I feel proudest whenever my students bring out the best in themselves and develop their potential. I am proud and happy and I want to do more innovative activities that would develop the talents and skills of the students. I also felt proud when I received the Best Teacher Award from the Rotary Club in 2006, the PIKB Award an Excellence Award from His Majesty in 2011, second runner-up, Innovative Teacher in 2012 and first runner-up Innovative Teacher in 2013, the Excellent Teacher Award in 2013 and the Loyalty Award in 2014. With the recognition I received, I was more motivated to do better and inspire teachers to do better and encourage them so that they can be like me. The impact to the students is that their General Certificate of Education (GCE) ‘O’ Level results have improved. I am also asked to share and present my projects to other teachers, both in my own school and to other schools.
Why do you feel passionate about innovation and technology in the classroom?
The students are more engaged and their learning becomes more interesting while developing various 21st century skills. This year, they did news broadcasting, creating videos to broadcast their news. They used the Internet to collect information about the news as well as different Microsoft programs to produce videos and present their work. This project-based learning required the students to work in groups of three to five. There were four classes involved in this project with two teachers. Each group produced a video to showcase the events that happened in the school, within the country or even overseas. This project required them to be more engaged to practice 21st century skills such as collaboration, communication, knowledge building and critical thinking, global awareness, using ICT, problem solving and innovation.
Whether it’s a day-to-day challenge or larger problem, what’s the biggest obstacle you or your country or region has had to overcome, or will have to overcome, to ensure a quality education for students?
The challenge I face within my school is the time to cover the syllabus that is expected for the students to finish at the end of every term.
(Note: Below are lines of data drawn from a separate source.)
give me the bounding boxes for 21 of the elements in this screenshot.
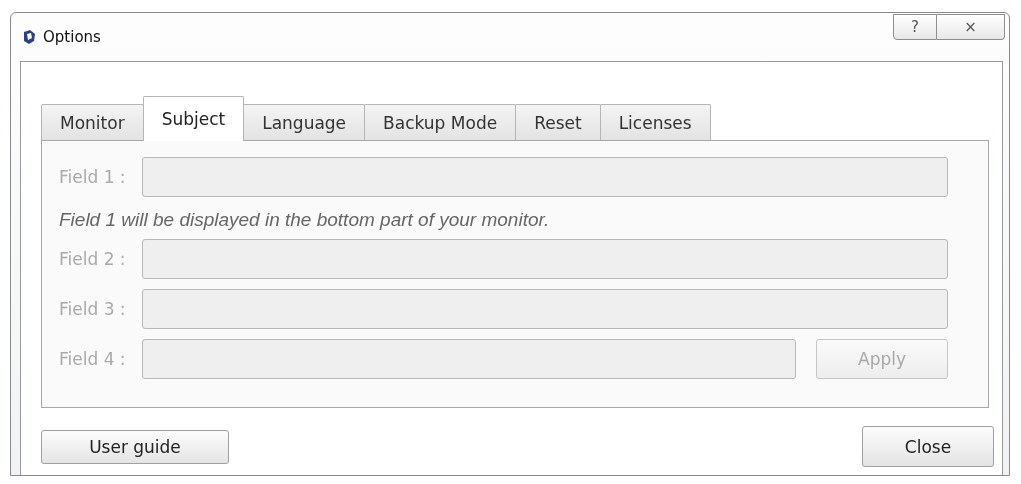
tab[interactable]: Subject: [142, 96, 245, 141]
close-dialog-button[interactable]: Close: [862, 426, 994, 467]
tab[interactable]: Reset: [515, 104, 601, 140]
field-label: Field 2 :: [59, 249, 127, 269]
tab[interactable]: Licenses: [599, 104, 711, 140]
help-button[interactable]: ?: [893, 14, 937, 40]
input-field[interactable]: [142, 157, 948, 197]
hint-text: Field 1 will be displayed in the bottom part of your monitor.: [59, 209, 551, 231]
tab[interactable]: Monitor: [41, 104, 144, 140]
input-field[interactable]: [142, 239, 948, 279]
app-icon: [21, 29, 37, 45]
field-label: Field 3 :: [59, 299, 127, 319]
input-field[interactable]: [142, 339, 796, 379]
field-label: Field 4 :: [59, 349, 127, 369]
close-button[interactable]: ×: [937, 14, 1005, 40]
input-field[interactable]: [142, 289, 948, 329]
tab[interactable]: Language: [243, 104, 366, 140]
field-label: Field 1 :: [59, 167, 127, 187]
user-guide-button[interactable]: User guide: [41, 429, 229, 464]
tab[interactable]: Backup Mode: [364, 104, 517, 140]
window-title: Options: [43, 28, 101, 46]
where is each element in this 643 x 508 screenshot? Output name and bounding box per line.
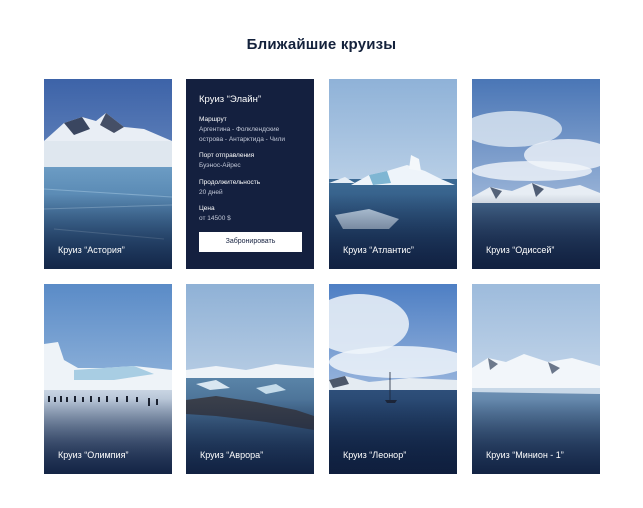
duration-label: Продолжительность [199,178,261,186]
cruise-card-odyssey[interactable]: Круиз “Одиссей” [472,79,600,269]
section-title: Ближайшие круизы [246,36,397,53]
cruise-card-olympia[interactable]: Круиз “Олимпия” [44,284,172,474]
cruise-card-atlantis[interactable]: Круиз “Атлантис” [329,79,457,269]
card-overlay [472,399,600,474]
cruise-name: Круиз “Одиссей” [486,245,555,255]
cruise-card-aurora[interactable]: Круиз “Аврора” [186,284,314,474]
card-overlay [472,194,600,269]
duration-value: 20 дней [199,188,223,196]
cruise-name: Круиз “Олимпия” [58,450,129,460]
cruise-name: Круиз “Астория” [58,245,125,255]
cruise-name: Круиз “Леонор” [343,450,407,460]
price-value: от 14500 $ [199,215,231,222]
card-overlay [44,194,172,269]
route-label: Маршрут [199,116,227,123]
route-value: Аргентина - Фолклендские острова - Антар… [199,126,285,143]
cruise-name: Круиз “Аврора” [200,450,264,460]
cruise-card-leonor[interactable]: Круиз “Леонор” [329,284,457,474]
card-overlay [329,399,457,474]
price-label: Цена [199,205,215,212]
card-overlay [329,194,457,269]
port-label: Порт отправления [199,152,255,159]
book-button[interactable]: Забронировать [199,232,302,252]
cruise-card-minion-1[interactable]: Круиз “Минион - 1” [472,284,600,474]
cruise-name: Круиз “Минион - 1” [486,450,564,460]
card-overlay [44,399,172,474]
cruise-detail-card: Круиз “Элайн” Маршрут Аргентина - Фолкле… [186,79,314,269]
port-value: Буэнос-Айрес [199,162,241,169]
detail-title: Круиз “Элайн” [199,94,261,105]
cruise-card-astoria[interactable]: Круиз “Астория” [44,79,172,269]
cruise-name: Круиз “Атлантис” [343,245,414,255]
card-overlay [186,399,314,474]
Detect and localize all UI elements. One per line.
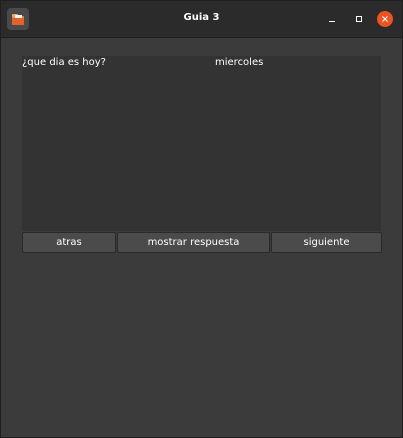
close-button[interactable] <box>377 11 393 27</box>
maximize-icon <box>356 16 362 22</box>
window-title: Guia 3 <box>183 12 220 23</box>
show-answer-button[interactable]: mostrar respuesta <box>117 232 270 253</box>
maximize-button[interactable] <box>350 10 368 28</box>
flashcard-panel: ¿que dia es hoy? miercoles <box>22 56 381 231</box>
next-button[interactable]: siguiente <box>271 232 382 253</box>
app-window: Guia 3 ¿que dia es hoy? miercoles atras … <box>0 0 403 438</box>
minimize-icon <box>329 21 335 22</box>
minimize-button[interactable] <box>323 10 341 28</box>
back-button[interactable]: atras <box>22 232 116 253</box>
answer-label: miercoles <box>215 57 264 68</box>
question-label: ¿que dia es hoy? <box>22 57 106 68</box>
close-icon <box>382 16 388 22</box>
titlebar: Guia 3 <box>1 1 402 38</box>
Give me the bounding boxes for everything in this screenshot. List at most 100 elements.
Our project entails a lot of time for researching, putting the work on video, editing the work and presenting the work. As I am a GCE ‘O’ level invigilator (proctor) and grader, I find that time is very limited for me. Besides that, I also have other commitments and assignments aside from teaching that require my attention and time.
In terms of education innovation, what are you most excited about for the future? What is your biggest hope for today’s students?
I hope to see that our students equip themselves with 21st century skills to prepare themselves for their future careers and have more opportunities in life. And as a teacher, in order to cater to the students effectively and efficiently without neglecting the quality of the 21st century skills, I also need to upgrade myself with the current trends.
About Tan Been Tiem
Malay Language Teacher and Department Head, Microsoft Innovative Educator Expert
Chung Hwa Middle School
- Birthplace: Malaysia
- Educational background: Degree with honors in economics
- Website I check every day: Microsoft Educators Network
- Favorite childhood memory: Cycling to school.
- Favorite book: Alaf 21, a Malay novel.
- Favorite Microsoft product, tool, technology: PowerPoint
- What is the best advice you have ever received? “Take every comment as a gift.”